How much Government tax credits and subsidies are part of the total cost
Yeah, I don’t have answers on that one. The 30% ITC is definitely in there, but tax equity providers get a cut of that, so it’s not a neat 30% affect on prices. There are also renewable energy credits to consider, but I have no idea what their value is right now in Hawaii, and how much this would affect the price in a power contract.
Good question about wind, you’d think it would be a natural. But wind is problematic on the islands. Seems there are rare, only-to-be-found-there bird species that are being protected by wind farm bans in certain areas. I would then question if you could move 5 miles offshore with the turbines and go for the win-win.
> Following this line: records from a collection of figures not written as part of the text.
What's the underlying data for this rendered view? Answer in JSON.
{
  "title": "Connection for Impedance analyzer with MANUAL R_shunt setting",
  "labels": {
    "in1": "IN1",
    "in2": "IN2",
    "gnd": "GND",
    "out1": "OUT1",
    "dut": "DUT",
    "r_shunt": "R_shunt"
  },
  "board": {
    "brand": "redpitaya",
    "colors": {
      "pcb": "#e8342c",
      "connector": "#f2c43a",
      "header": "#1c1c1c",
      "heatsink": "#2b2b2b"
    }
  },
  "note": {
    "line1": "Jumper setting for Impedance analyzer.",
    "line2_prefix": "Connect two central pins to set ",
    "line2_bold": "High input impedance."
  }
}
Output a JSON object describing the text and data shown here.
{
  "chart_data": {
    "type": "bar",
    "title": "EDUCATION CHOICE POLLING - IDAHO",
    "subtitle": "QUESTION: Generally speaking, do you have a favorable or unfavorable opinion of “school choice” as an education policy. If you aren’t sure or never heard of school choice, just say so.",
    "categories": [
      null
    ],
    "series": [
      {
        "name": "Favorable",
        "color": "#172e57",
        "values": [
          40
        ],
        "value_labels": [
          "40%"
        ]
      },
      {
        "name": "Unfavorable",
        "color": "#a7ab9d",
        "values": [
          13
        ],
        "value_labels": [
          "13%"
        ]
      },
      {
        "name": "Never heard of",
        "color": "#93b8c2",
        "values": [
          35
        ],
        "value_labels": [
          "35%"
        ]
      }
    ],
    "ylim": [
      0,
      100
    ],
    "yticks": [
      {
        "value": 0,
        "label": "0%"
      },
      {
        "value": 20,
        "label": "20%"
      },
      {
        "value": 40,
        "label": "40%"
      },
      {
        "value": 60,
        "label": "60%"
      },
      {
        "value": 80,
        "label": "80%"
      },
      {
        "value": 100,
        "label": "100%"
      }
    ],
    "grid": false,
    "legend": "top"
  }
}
The average capacity factor for renewables is ~1/3, a little higher for wind, a little lower for solar. To provide electricity all day requires ~16 hours worth of stored energy. Why is 4 hours adequate?
Thanks.
*No* power plants run at 100% capacity factor on an annual basis. Frankly having a plant that runs all the time isn’t as useful as having one that you can run when you need and turn off when you don’t need it.
To meet 24 hour demand, you could theoretically have six of these plants. Or one plant producing at 1/6 of rated capacity – again, if you needed the same amount of power all 24 hours. But as power demand fluctuates on diurnal patterns, you don’t.
Christian:
Is the quoted cost of storage (US$/kWh) include the cost of the solar energy to be stored or just the extra cost of storing the solar energy? It is not clear to me.
If the US$0.08-0.10/kWh includes both the price of generating the solar energy and the price of storing the solar energy that is quite an achievement.
Hello Michael,
My understanding is that the 8-10 cents includes both the cost of generation and storage – the solar and the batteries.
And yes, it is quite an achievement. As happened with solar, costs are coming down faster than anyone predicted.